3. The petition for rehearing is GRANTED.

a. Opinion No. 4162 issued on January 27, 1995, is WITHDRAWN.

B. Opinion No. 4181 is issued in its place with the first sentence in the last paragraph at page 21 amended to read as follows: “We therefore REMAND this ease to the Superi- or Court with directions to remand it to the Board for further proceedings consistent with this opinion.”

4. The Clerk shall award Appellant Cluff actual attorney fees for the expense of making the motion to clarify against Nana-Mar-riott.

Before MOORE, C.J., RABINOWITZ, MATTHEWS, COMPTON and EASTAUGH, JJ.

OPINION

MATTHEWS, Justice.

Edna Cluff appeals from a Workers’ Compensation Board (Board) determination that NANA-Marriott (NANA) was her employer for workers’ compensation purposes at the time of her injury. Although Cluff was an employee of Universal Ogden Services (Universal) on the day of her injury, and has never been employed by NANA, she was taking a physical stress test which NANA required potential employees to take in order to be eligible for hire when she was injured.

I. FACTS AND PROCEEDINGS

On October 21, 1991, Cluff, a housekeeper employed by Universal to work at an ARCO facility on the North Slope, was injured while participating in a stress test at the facility. This test, which involved physical exercises and some lifting, was conducted by a physical therapist for the purpose of testing potential employees of NANA. ARCO had recently awarded NANA the contract for services which Universal had been providing. NANA required all potential employees to take the test.

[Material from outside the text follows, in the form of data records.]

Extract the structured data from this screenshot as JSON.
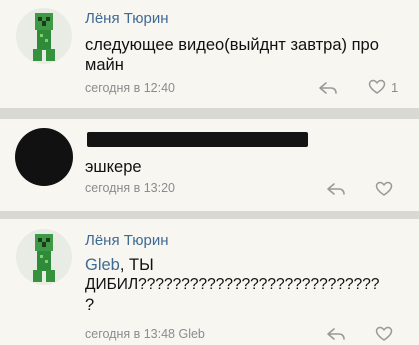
{
  "comments": [
    {
      "author": "Лёня Тюрин",
      "text": "следующее видео(выйднт завтра) про майн",
      "time": "сегодня в 12:40",
      "likes": "1"
    },
    {
      "author": "",
      "text": "эшкере",
      "time": "сегодня в 13:20"
    },
    {
      "author": "Лёня Тюрин",
      "mention": "Gleb",
      "text_after_mention": ", ТЫ",
      "text_line2": "ДИБИЛ????????????????????????????",
      "text_line3": "?",
      "time": "сегодня в 13:48",
      "reply_to": "Gleb"
    }
  ],
  "icons": {
    "reply": "reply-arrow-icon",
    "like": "heart-icon"
  },
  "colors": {
    "link": "#3f6a94",
    "meta": "#8a8c8e",
    "card": "#f7f6f1",
    "divider": "#d9d9d3"
  }
}
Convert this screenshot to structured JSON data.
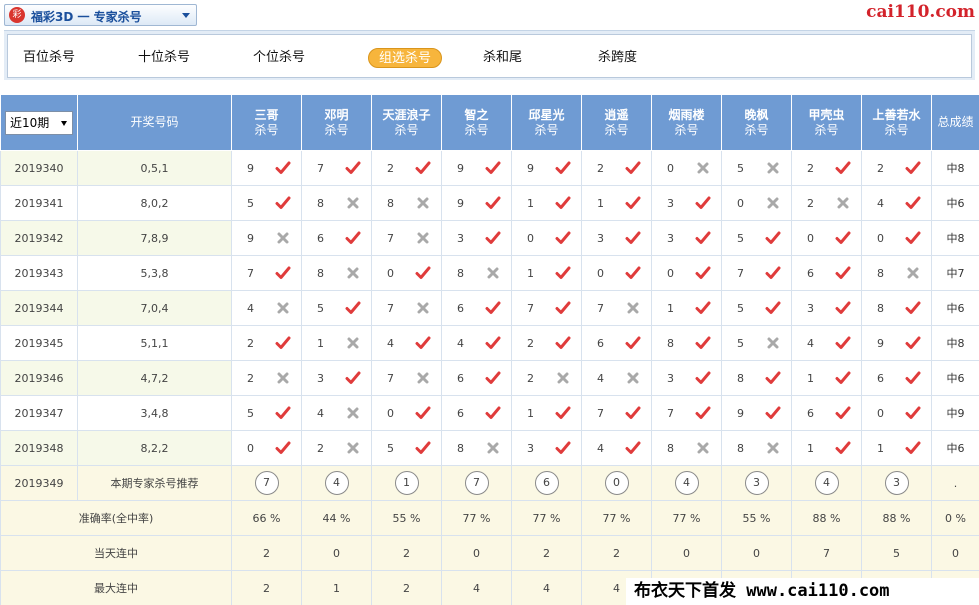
{
  "app": {
    "lottery_title": "福彩3D 一 专家杀号",
    "logo_char": "彩",
    "site_logo": "cai110.com"
  },
  "tabs": [
    "百位杀号",
    "十位杀号",
    "个位杀号",
    "组选杀号",
    "杀和尾",
    "杀跨度"
  ],
  "active_tab": "组选杀号",
  "period_select": "近10期",
  "header": {
    "draw_label": "开奖号码",
    "expert_sub": "杀号",
    "total_label": "总成绩",
    "experts": [
      "三哥",
      "邓明",
      "天涯浪子",
      "智之",
      "邱星光",
      "逍遥",
      "烟雨楼",
      "晚枫",
      "甲壳虫",
      "上善若水"
    ]
  },
  "rows": [
    {
      "issue": "2019340",
      "draw": "0,5,1",
      "cells": [
        [
          9,
          "hit"
        ],
        [
          7,
          "hit"
        ],
        [
          2,
          "hit"
        ],
        [
          9,
          "hit"
        ],
        [
          9,
          "hit"
        ],
        [
          2,
          "hit"
        ],
        [
          0,
          "miss"
        ],
        [
          5,
          "miss"
        ],
        [
          2,
          "hit"
        ],
        [
          2,
          "hit"
        ]
      ],
      "total": "中8"
    },
    {
      "issue": "2019341",
      "draw": "8,0,2",
      "cells": [
        [
          5,
          "hit"
        ],
        [
          8,
          "miss"
        ],
        [
          8,
          "miss"
        ],
        [
          9,
          "hit"
        ],
        [
          1,
          "hit"
        ],
        [
          1,
          "hit"
        ],
        [
          3,
          "hit"
        ],
        [
          0,
          "miss"
        ],
        [
          2,
          "miss"
        ],
        [
          4,
          "hit"
        ]
      ],
      "total": "中6"
    },
    {
      "issue": "2019342",
      "draw": "7,8,9",
      "cells": [
        [
          9,
          "miss"
        ],
        [
          6,
          "hit"
        ],
        [
          7,
          "miss"
        ],
        [
          3,
          "hit"
        ],
        [
          0,
          "hit"
        ],
        [
          3,
          "hit"
        ],
        [
          3,
          "hit"
        ],
        [
          5,
          "hit"
        ],
        [
          0,
          "hit"
        ],
        [
          0,
          "hit"
        ]
      ],
      "total": "中8"
    },
    {
      "issue": "2019343",
      "draw": "5,3,8",
      "cells": [
        [
          7,
          "hit"
        ],
        [
          8,
          "miss"
        ],
        [
          0,
          "hit"
        ],
        [
          8,
          "miss"
        ],
        [
          1,
          "hit"
        ],
        [
          0,
          "hit"
        ],
        [
          0,
          "hit"
        ],
        [
          7,
          "hit"
        ],
        [
          6,
          "hit"
        ],
        [
          8,
          "miss"
        ]
      ],
      "total": "中7"
    },
    {
      "issue": "2019344",
      "draw": "7,0,4",
      "cells": [
        [
          4,
          "miss"
        ],
        [
          5,
          "hit"
        ],
        [
          7,
          "miss"
        ],
        [
          6,
          "hit"
        ],
        [
          7,
          "hit"
        ],
        [
          7,
          "miss"
        ],
        [
          1,
          "hit"
        ],
        [
          5,
          "hit"
        ],
        [
          3,
          "hit"
        ],
        [
          8,
          "hit"
        ]
      ],
      "total": "中6"
    },
    {
      "issue": "2019345",
      "draw": "5,1,1",
      "cells": [
        [
          2,
          "hit"
        ],
        [
          1,
          "miss"
        ],
        [
          4,
          "hit"
        ],
        [
          4,
          "hit"
        ],
        [
          2,
          "hit"
        ],
        [
          6,
          "hit"
        ],
        [
          8,
          "hit"
        ],
        [
          5,
          "miss"
        ],
        [
          4,
          "hit"
        ],
        [
          9,
          "hit"
        ]
      ],
      "total": "中8"
    },
    {
      "issue": "2019346",
      "draw": "4,7,2",
      "cells": [
        [
          2,
          "miss"
        ],
        [
          3,
          "hit"
        ],
        [
          7,
          "miss"
        ],
        [
          6,
          "hit"
        ],
        [
          2,
          "miss"
        ],
        [
          4,
          "miss"
        ],
        [
          3,
          "hit"
        ],
        [
          8,
          "hit"
        ],
        [
          1,
          "hit"
        ],
        [
          6,
          "hit"
        ]
      ],
      "total": "中6"
    },
    {
      "issue": "2019347",
      "draw": "3,4,8",
      "cells": [
        [
          5,
          "hit"
        ],
        [
          4,
          "miss"
        ],
        [
          0,
          "hit"
        ],
        [
          6,
          "hit"
        ],
        [
          1,
          "hit"
        ],
        [
          7,
          "hit"
        ],
        [
          7,
          "hit"
        ],
        [
          9,
          "hit"
        ],
        [
          6,
          "hit"
        ],
        [
          0,
          "hit"
        ]
      ],
      "total": "中9"
    },
    {
      "issue": "2019348",
      "draw": "8,2,2",
      "cells": [
        [
          0,
          "hit"
        ],
        [
          2,
          "miss"
        ],
        [
          5,
          "hit"
        ],
        [
          8,
          "miss"
        ],
        [
          3,
          "hit"
        ],
        [
          4,
          "hit"
        ],
        [
          8,
          "miss"
        ],
        [
          8,
          "miss"
        ],
        [
          1,
          "hit"
        ],
        [
          1,
          "hit"
        ]
      ],
      "total": "中6"
    }
  ],
  "recommend": {
    "issue": "2019349",
    "label": "本期专家杀号推荐",
    "values": [
      "7",
      "4",
      "1",
      "7",
      "6",
      "0",
      "4",
      "3",
      "4",
      "3"
    ],
    "total": "."
  },
  "stats": [
    {
      "label": "准确率(全中率)",
      "values": [
        "66 %",
        "44 %",
        "55 %",
        "77 %",
        "77 %",
        "77 %",
        "77 %",
        "55 %",
        "88 %",
        "88 %"
      ],
      "total": "0 %"
    },
    {
      "label": "当天连中",
      "values": [
        "2",
        "0",
        "2",
        "0",
        "2",
        "2",
        "0",
        "0",
        "7",
        "5"
      ],
      "total": "0"
    },
    {
      "label": "最大连中",
      "values": [
        "2",
        "1",
        "2",
        "4",
        "4",
        "4",
        "",
        "",
        "",
        ""
      ],
      "total": ""
    }
  ],
  "watermark": "布衣天下首发 www.cai110.com",
  "colors": {
    "header_blue": "#6f9bd3",
    "hit_red": "#e03b3b",
    "miss_grey": "#a9a9a9",
    "active_tab": "#f7b53c"
  }
}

Uncontroverted evidence establishes 1) that the physical therapist who ran the test, Marsha Wakeland, had contracted with NANA and conducted the test at its direction; 2) that the test was for the purpose of evaluating potential NANA employees and reducing injuries among those hired; 3) that Universal paid Cluff for the time during which she took the test; 4) that NANA never paid Cluff any wages for this time period; and 5) that NANA never hired Cluff. The parties dispute, however, whether Cluff applied for or intended to apply for a position with NANA. The Board did not resolve any of the factual disputes between the parties.

Cluff testified that she never intended to apply for a position with NANA but rather intended to wait for a position to open up with Universal. When told by one of her supervisors while she was in Fairbanks that she could apply for work with NANA at NANA’s Anchorage office, she refused. She also testified that she only participated in the stress test on instructions from her supervisor.

Universal and NANA assert, however, that Cluff was knowingly attempting to secure employment with NANA. A NANA supervisor, Hank Henry, testified that Cluff approached him about possible employment and that Cluff was concerned about having missed interviews which NANA had already conducted with Universal employees. He testified that he informally interviewed her and promised to recommend her to NANA’s human resources department. He did not have authority to hire her. Wakeland testified that, before she began the testing, she told all test participants that she worked for NANA and what the purpose of the test was. Cluffs supervisor denied instructing Cluff to take the test and stated that Cluff had told her that she had interviewed with Henry.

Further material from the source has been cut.